As a campus, our self-image is tied up in wanting to do the best job we can do with our students. That requires having enough teachers so that classes remain a reasonable size. It requires classrooms where the seats are not broken.
It would be great if the state made it straightforward, but regardless, it is our responsibility — this campus, the faculty and chancellor — to find a way forward and continue to provide a high-quality Berkeley education to all students.
Q: You’ve been deeply involved in the issue of funding for Intercollegiate Athletics. How would you characterize the relationship between athletics and academics today?
A: I’m wearing two hats here, but what I can say is that everybody agrees that putting our athletics programs on a path to self-sufficiency is important and that will greatly reduce the tensions that have existed in the past. People on both sides make strong points and there are good reasons to have academics and athletics in the same place.
We have approximately 900 student-athletes who bring a lot to this campus in terms of who they are. If you want to talk about diversity and bringing in people of different backgrounds, then student-athletes are certainly part of making Berkeley a great place.
Academics and out-of-classroom activities are frequently in conflict, whether it’s playing in the band or participating in student government. I think what really brought things bubbling to the surface was the combination of the extreme financial stress on the campus and the feeling that the athletics budget was not sufficiently under control or sufficiently transparent.
The fact that administrators have gone to a lot of trouble to control the budget more tightly and make things more visible has helped.

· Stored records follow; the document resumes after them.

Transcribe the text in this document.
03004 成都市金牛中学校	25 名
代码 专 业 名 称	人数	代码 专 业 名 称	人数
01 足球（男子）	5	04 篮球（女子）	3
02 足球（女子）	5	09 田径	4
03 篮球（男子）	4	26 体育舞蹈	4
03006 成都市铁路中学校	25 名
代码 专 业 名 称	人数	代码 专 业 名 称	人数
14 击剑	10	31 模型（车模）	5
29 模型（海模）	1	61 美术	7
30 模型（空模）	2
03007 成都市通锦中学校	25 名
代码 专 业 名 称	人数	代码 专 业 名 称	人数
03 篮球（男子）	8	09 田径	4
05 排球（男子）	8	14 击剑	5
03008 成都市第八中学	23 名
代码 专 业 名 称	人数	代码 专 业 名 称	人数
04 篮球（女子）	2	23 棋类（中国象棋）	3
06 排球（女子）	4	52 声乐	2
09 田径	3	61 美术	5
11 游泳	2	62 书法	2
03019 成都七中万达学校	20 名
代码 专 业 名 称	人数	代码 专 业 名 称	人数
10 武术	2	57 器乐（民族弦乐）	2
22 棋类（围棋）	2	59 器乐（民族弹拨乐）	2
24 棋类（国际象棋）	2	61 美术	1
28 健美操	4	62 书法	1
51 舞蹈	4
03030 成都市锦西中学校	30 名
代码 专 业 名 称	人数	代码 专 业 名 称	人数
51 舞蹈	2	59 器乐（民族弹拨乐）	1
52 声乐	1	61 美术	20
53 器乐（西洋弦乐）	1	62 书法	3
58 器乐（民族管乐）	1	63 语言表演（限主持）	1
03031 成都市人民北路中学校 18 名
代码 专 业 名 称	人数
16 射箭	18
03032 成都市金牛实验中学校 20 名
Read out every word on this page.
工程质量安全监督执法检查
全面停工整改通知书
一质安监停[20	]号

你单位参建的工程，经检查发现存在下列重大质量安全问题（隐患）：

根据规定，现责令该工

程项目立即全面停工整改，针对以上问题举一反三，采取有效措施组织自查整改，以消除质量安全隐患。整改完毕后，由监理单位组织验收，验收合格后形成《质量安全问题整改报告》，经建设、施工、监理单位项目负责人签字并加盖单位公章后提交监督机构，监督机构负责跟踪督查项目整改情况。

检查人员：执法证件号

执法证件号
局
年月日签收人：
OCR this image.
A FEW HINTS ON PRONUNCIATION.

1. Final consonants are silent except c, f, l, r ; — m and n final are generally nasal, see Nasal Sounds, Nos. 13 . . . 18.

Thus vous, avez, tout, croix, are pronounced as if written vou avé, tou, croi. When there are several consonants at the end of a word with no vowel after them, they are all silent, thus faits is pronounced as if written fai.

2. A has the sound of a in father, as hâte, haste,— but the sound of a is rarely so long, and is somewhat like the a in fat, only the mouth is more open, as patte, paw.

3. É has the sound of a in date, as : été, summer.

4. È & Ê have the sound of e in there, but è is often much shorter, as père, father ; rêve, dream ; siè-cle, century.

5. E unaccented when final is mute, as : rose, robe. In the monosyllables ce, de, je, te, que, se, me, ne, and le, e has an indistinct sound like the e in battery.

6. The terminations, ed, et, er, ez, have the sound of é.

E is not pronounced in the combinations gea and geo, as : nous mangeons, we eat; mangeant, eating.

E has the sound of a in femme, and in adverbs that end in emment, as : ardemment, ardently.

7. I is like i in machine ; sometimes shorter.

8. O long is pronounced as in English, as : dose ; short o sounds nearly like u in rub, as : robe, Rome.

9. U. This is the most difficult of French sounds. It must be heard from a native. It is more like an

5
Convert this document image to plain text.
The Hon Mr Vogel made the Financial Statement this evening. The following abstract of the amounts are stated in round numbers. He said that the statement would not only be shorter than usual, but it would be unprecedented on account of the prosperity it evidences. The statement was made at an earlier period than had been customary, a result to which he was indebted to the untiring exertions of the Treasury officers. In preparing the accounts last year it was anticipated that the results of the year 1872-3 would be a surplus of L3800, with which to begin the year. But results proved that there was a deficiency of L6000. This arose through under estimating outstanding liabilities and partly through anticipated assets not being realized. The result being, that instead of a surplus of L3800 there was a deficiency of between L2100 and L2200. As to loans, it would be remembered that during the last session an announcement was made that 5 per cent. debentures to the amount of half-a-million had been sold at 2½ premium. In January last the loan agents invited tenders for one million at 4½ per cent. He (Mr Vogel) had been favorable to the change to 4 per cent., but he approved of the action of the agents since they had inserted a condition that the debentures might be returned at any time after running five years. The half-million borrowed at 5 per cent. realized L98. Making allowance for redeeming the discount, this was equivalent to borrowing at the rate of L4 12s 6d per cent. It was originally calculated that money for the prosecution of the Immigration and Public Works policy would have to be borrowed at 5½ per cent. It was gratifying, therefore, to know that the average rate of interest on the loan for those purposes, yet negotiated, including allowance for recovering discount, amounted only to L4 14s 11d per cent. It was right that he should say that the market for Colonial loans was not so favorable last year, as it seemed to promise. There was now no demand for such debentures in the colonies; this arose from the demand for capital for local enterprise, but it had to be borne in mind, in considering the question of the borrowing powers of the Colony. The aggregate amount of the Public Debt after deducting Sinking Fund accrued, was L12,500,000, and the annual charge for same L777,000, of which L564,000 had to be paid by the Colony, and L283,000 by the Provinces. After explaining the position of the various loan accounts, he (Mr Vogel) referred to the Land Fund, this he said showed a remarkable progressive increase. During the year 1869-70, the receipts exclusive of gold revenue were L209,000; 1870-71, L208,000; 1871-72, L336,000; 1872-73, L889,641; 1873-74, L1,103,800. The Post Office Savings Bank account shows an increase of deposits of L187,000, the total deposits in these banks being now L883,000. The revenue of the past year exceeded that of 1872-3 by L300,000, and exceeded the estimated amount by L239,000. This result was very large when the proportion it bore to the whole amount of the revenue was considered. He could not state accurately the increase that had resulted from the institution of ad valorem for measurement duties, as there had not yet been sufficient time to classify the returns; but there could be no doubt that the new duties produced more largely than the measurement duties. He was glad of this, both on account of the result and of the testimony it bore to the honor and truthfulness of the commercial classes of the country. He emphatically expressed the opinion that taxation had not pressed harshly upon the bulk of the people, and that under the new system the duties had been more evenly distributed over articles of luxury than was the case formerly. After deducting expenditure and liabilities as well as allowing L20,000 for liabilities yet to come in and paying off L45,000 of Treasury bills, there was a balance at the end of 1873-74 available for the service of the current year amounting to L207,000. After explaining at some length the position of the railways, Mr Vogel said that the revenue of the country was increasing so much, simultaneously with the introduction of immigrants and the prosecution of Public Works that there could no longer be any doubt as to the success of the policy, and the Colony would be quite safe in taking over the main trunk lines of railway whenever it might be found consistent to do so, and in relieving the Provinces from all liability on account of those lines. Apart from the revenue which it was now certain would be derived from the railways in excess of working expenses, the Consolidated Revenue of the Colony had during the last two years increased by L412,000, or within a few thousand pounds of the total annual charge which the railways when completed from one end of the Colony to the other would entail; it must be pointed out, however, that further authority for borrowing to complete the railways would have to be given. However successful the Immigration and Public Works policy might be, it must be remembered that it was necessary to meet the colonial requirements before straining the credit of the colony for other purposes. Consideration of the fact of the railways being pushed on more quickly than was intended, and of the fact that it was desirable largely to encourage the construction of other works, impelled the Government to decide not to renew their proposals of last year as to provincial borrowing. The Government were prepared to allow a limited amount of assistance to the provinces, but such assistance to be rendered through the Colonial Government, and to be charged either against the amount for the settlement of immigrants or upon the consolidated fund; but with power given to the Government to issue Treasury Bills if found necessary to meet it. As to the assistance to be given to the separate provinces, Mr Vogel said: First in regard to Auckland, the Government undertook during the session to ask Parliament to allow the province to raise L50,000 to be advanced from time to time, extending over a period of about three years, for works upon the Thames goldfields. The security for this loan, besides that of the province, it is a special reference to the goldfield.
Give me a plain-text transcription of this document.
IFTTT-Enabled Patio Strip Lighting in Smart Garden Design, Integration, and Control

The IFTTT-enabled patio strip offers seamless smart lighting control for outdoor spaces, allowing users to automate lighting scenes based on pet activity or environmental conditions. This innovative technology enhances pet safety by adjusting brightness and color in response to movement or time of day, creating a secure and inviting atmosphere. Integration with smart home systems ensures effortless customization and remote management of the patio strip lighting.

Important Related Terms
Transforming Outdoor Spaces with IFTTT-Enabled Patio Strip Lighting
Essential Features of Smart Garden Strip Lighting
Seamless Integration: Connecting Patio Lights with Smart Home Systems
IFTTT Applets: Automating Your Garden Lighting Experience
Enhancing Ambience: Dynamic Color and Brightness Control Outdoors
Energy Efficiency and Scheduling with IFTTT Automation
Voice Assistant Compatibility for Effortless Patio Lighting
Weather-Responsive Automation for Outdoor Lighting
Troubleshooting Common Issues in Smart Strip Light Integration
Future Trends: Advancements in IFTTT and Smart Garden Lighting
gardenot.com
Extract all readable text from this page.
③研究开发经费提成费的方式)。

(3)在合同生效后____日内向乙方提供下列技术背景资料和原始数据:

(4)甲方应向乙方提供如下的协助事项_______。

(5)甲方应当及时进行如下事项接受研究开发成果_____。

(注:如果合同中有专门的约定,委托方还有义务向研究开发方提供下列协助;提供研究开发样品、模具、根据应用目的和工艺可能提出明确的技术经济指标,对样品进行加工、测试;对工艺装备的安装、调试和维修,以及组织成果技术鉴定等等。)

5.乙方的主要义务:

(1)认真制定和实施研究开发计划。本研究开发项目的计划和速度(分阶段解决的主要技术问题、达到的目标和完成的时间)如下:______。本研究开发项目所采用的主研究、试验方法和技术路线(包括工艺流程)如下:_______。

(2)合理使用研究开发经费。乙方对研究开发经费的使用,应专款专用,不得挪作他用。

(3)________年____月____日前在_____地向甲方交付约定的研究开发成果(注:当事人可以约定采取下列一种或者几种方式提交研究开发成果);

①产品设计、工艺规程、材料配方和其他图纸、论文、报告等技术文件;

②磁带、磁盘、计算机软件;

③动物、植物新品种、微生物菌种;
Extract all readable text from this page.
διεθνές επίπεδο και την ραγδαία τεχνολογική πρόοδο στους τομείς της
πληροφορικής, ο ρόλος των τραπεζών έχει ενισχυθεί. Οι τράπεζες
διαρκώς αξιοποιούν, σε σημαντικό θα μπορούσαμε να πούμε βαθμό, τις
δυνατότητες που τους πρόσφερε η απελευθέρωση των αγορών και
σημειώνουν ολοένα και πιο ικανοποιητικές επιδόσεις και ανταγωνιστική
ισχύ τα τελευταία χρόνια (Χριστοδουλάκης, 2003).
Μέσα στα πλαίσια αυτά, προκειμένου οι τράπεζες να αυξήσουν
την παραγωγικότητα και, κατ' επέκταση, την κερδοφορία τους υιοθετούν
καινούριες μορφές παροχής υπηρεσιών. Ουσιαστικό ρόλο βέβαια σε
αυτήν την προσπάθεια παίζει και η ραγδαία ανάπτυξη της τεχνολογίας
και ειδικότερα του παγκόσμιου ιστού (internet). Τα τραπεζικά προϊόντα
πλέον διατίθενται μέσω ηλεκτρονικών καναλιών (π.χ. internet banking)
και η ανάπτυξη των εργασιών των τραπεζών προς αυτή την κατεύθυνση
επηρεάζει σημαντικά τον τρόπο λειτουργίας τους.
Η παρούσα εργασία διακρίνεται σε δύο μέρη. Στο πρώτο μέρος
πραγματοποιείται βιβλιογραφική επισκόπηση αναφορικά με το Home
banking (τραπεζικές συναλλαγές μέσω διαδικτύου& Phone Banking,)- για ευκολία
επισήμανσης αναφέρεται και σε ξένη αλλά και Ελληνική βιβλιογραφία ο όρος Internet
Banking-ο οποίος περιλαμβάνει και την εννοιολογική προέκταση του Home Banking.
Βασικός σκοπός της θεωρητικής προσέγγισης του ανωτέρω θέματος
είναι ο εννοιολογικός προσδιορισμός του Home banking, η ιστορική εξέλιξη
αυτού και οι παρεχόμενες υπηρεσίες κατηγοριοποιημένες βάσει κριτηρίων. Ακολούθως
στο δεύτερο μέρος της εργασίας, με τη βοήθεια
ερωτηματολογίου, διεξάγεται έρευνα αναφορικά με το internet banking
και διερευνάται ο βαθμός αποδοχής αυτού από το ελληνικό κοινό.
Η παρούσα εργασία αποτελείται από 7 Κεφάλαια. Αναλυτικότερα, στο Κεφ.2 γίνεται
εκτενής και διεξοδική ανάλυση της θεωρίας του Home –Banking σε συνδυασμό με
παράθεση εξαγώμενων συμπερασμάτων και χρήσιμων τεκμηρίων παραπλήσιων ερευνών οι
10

But it’s critical that Athletics achieve the targets that have been set out.
Q: Faculty retention has been in the news recently. What’s your reading of the situation on campus?
A: When the headlines were all about California dying, there was this perception among other institutions that Berkeley was weakened to the point that they could pick people off.
Of 49 recent cases, we retained 21 faculty and 24 cases are still ongoing. What those 21 cases are telling you is these people want to stay here, but they weren’t treated as well as they should have been before the recruitment battle started. That is, because of low and slowly increasing salaries, reduced campus infrastructure support and other drawbacks, these people were susceptible to be lured away to greener pastures. When we can fix those kinds of issues, we can still attract and keep the very best people.
This is a complicated issue because in many instances salary isn’t the only factor. But there’s a limit to how long we can have a large portion of the faculty in a poachable situation.
I’m told that other institutions are hunting here less and less — perhaps because Berkeley is no longer viewed as an easy target. Of course, that’s a good thing. But the underlying problem remains true, and that is a major concern.
Q: Among your other academic interests, you were recently involved with Richard Muller’s high-profile climate-change study, the Berkeley Earth Surface Temperature Project. With all your research and administrative responsibilities, does teaching still excite you?
A: I came to Berkeley from an institution that didn’t have any students, so if I wanted to be a pure researcher I could have many more hours in the week. But having the students around stimulates the mind and reminds us [faculty] why we are here.
Berkeley students are incredibly smart, work extremely hard. They won’t take a bogus answer from anybody and will force you to challenge your assumptions.
I walk out of that classroom tired because it’s a draining experience to keep 500 people engaged, but at the same time it reminds me that these kinds of attributes are important. Over the course of the week it really does make a difference in how I view the world and how I approach my work.